High-Dimensional Principal Component Analysis with Missing Values
May 1, 2019, 4:30 pm5:30 pm
101 - Sherrerd Hall
Event Description

Abstract: In this talk, I will focus on the effect of missing data in Principal Component Analysis (PCA). Under a homogeneous missingness mechanism, the leading eigenspaces of a Hadamard reweighted sample covariance matrix are shown to achieve the minimax optimal rate up to logarithmic factors. A new phase transition phenomenon is identified. When the true leading eigenspaces satisfy the incoherence assumption, we can embrace much more flexible missingness mechanisms. We derive the statistical rate of the Hadamard-reweighting-based estimator under arbitrary deterministic observation regime.

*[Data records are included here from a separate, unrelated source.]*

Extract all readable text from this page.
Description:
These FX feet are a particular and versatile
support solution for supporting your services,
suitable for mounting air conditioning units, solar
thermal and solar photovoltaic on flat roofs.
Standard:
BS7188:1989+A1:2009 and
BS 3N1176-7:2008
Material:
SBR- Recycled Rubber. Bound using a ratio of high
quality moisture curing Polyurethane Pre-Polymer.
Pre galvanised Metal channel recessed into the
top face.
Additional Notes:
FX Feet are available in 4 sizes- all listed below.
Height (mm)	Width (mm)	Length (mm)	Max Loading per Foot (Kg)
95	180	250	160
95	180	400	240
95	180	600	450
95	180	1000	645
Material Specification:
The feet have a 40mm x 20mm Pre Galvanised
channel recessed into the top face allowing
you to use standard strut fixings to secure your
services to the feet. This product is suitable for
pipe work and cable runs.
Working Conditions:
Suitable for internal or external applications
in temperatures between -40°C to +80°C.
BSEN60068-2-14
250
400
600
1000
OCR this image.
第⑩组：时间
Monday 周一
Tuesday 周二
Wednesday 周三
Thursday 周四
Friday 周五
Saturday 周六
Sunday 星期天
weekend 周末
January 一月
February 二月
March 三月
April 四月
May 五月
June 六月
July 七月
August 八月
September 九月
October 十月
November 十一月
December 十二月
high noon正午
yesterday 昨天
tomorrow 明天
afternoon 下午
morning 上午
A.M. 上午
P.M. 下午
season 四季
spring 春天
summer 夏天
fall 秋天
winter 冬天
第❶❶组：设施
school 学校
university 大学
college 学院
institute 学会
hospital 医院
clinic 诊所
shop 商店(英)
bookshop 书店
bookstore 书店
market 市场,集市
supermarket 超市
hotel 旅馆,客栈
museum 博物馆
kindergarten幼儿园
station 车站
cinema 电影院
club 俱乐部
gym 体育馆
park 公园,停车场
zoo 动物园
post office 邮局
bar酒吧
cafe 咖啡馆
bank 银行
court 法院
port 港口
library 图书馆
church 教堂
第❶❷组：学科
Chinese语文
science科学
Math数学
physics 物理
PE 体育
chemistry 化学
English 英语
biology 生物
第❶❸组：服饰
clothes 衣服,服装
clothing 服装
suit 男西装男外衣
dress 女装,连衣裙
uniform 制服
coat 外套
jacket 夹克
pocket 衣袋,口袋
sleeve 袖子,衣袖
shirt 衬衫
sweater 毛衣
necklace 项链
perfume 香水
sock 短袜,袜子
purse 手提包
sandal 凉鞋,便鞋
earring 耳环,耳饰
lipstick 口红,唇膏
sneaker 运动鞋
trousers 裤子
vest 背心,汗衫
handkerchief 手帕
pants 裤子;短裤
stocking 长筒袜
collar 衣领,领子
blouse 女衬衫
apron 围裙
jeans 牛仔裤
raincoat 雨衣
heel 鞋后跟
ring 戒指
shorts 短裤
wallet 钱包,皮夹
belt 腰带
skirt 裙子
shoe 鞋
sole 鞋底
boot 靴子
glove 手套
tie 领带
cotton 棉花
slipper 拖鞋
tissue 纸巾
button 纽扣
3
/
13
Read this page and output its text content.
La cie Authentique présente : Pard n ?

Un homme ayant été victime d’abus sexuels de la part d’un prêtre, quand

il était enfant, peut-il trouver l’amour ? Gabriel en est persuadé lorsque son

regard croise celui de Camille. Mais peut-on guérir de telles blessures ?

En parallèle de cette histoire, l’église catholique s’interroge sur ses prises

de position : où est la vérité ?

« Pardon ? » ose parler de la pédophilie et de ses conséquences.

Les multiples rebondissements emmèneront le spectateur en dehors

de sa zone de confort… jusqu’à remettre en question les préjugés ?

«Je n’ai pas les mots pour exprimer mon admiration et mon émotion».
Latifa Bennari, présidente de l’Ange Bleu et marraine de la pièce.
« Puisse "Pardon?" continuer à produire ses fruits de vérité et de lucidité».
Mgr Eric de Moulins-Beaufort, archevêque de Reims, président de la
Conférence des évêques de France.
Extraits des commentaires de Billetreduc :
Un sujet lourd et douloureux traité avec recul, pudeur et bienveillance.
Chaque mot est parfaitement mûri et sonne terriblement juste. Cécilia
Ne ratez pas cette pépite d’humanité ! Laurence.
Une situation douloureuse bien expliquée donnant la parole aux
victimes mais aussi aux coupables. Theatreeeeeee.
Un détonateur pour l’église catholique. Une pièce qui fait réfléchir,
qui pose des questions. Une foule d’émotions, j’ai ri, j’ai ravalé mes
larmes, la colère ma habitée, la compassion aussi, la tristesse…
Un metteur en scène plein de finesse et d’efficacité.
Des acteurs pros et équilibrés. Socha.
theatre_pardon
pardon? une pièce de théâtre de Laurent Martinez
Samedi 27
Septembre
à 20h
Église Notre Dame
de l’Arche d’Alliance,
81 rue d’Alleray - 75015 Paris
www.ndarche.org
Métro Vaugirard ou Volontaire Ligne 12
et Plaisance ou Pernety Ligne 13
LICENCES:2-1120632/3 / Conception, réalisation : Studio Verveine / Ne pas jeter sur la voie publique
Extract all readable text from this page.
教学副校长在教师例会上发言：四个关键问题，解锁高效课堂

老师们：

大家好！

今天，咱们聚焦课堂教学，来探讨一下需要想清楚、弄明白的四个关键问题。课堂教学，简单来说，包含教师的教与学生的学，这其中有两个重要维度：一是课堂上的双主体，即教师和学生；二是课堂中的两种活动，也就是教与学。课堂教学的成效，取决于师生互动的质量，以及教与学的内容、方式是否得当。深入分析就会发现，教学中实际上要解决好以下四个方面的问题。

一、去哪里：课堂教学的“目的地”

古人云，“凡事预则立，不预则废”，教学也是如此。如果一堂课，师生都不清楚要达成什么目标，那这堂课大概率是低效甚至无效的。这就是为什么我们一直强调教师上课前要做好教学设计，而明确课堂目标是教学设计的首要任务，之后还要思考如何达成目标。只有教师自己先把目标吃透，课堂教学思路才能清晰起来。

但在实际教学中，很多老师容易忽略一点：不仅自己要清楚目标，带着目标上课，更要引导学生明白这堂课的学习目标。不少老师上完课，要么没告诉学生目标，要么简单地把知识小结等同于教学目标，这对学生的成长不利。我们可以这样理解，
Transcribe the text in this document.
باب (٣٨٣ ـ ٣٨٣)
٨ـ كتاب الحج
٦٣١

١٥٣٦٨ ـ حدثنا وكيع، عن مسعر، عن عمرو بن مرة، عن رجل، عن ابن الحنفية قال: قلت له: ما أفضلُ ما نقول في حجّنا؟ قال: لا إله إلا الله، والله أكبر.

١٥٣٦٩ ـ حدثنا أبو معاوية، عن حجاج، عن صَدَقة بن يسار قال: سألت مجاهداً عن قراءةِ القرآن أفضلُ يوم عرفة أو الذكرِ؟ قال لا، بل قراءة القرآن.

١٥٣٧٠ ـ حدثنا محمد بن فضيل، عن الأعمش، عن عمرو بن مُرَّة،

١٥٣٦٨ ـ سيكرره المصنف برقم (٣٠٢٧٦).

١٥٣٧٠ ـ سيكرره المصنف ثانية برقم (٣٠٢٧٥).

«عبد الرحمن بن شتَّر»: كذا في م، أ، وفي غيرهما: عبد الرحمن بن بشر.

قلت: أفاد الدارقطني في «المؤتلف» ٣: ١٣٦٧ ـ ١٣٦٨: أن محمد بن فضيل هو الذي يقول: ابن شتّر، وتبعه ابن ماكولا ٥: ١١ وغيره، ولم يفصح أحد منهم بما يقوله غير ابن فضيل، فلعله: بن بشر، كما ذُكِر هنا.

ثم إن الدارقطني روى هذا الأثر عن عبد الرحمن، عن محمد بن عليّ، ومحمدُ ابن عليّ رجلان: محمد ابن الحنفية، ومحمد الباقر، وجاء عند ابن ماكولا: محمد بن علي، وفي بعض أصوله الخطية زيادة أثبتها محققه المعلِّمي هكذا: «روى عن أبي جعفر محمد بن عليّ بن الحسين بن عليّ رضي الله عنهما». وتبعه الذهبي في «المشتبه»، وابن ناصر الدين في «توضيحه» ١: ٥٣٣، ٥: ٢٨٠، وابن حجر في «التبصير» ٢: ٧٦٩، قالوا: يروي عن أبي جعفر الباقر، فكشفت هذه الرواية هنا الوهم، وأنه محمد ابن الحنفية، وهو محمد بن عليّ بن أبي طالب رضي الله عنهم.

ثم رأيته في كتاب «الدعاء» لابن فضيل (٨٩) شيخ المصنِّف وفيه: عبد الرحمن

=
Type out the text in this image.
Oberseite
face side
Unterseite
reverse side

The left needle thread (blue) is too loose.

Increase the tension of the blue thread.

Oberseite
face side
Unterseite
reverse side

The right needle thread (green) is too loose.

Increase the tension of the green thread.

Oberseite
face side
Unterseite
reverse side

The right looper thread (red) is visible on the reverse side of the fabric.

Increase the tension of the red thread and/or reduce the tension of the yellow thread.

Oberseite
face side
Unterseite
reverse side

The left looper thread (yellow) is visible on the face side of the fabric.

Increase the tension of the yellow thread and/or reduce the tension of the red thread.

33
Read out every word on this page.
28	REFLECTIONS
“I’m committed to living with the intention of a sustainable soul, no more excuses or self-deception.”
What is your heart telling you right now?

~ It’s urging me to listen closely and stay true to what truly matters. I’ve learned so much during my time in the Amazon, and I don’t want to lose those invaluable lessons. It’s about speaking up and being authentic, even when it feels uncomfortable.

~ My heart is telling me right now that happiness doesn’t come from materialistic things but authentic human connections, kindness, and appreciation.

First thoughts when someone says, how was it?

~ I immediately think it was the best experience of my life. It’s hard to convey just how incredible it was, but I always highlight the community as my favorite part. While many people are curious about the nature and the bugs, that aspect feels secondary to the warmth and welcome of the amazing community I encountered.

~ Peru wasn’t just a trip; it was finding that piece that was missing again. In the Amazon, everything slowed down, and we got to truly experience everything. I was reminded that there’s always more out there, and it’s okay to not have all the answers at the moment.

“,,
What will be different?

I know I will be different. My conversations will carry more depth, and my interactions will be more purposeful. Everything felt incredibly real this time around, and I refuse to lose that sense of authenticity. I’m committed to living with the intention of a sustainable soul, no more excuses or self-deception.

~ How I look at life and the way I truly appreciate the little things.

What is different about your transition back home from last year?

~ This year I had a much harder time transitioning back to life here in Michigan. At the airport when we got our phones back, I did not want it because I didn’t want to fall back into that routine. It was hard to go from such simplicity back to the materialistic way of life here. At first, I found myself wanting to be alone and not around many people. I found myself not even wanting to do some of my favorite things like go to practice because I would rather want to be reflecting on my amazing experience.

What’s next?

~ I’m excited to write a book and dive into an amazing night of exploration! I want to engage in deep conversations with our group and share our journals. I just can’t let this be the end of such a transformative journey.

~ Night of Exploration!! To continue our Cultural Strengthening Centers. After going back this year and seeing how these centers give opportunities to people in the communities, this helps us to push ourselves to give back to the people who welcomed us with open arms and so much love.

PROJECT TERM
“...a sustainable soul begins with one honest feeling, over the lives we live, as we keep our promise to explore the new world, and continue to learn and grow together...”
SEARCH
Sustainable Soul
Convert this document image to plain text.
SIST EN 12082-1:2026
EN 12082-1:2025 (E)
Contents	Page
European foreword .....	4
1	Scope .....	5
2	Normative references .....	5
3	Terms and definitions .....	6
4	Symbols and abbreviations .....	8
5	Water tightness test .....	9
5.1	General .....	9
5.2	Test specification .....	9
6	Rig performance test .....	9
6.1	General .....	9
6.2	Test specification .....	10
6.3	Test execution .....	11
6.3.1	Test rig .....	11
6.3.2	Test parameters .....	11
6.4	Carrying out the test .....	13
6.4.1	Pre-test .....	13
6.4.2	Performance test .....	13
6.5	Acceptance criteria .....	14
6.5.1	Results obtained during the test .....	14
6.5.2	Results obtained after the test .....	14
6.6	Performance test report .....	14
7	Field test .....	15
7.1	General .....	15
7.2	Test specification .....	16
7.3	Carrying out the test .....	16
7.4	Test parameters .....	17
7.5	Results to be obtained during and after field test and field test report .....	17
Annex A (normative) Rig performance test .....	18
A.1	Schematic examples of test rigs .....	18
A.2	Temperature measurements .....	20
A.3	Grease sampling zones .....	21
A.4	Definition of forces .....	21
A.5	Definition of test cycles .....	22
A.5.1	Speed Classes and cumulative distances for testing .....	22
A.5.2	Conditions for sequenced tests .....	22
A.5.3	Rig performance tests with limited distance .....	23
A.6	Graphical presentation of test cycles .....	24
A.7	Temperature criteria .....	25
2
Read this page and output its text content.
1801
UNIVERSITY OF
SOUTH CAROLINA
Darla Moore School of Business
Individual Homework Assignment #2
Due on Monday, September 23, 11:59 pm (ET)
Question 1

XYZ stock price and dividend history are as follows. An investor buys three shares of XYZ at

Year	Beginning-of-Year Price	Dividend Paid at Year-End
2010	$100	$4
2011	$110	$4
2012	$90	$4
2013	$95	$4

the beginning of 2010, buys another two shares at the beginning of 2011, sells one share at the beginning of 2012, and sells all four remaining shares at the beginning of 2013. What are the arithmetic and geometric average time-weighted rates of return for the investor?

We then feed this estimator to a new tuning-free iterative algorithm called primePCA to refine its statistical performance. We show that under the noiseless setting, primePCA achieves exact recovery of the true leading eigenspaces with geometric convergence, provided that the initializer is close to the truth. Simulation study shows that primePCA enjoys similar performance as softImpute with oracle tuning under different heterogeneity levels of observation probabilities.

Short Bio: Ziwei Zhu is currently a post-doc researcher at the Statistical Laboratory at the University of Cambridge, hosted by Professor Richard Samworth. He received his Ph.D. in operations research and financial engineering from Princeton University, advised by Professor Jianqing Fan. His research focuses on distributed statistical inference, robust statistics and low-rank matrix estimation.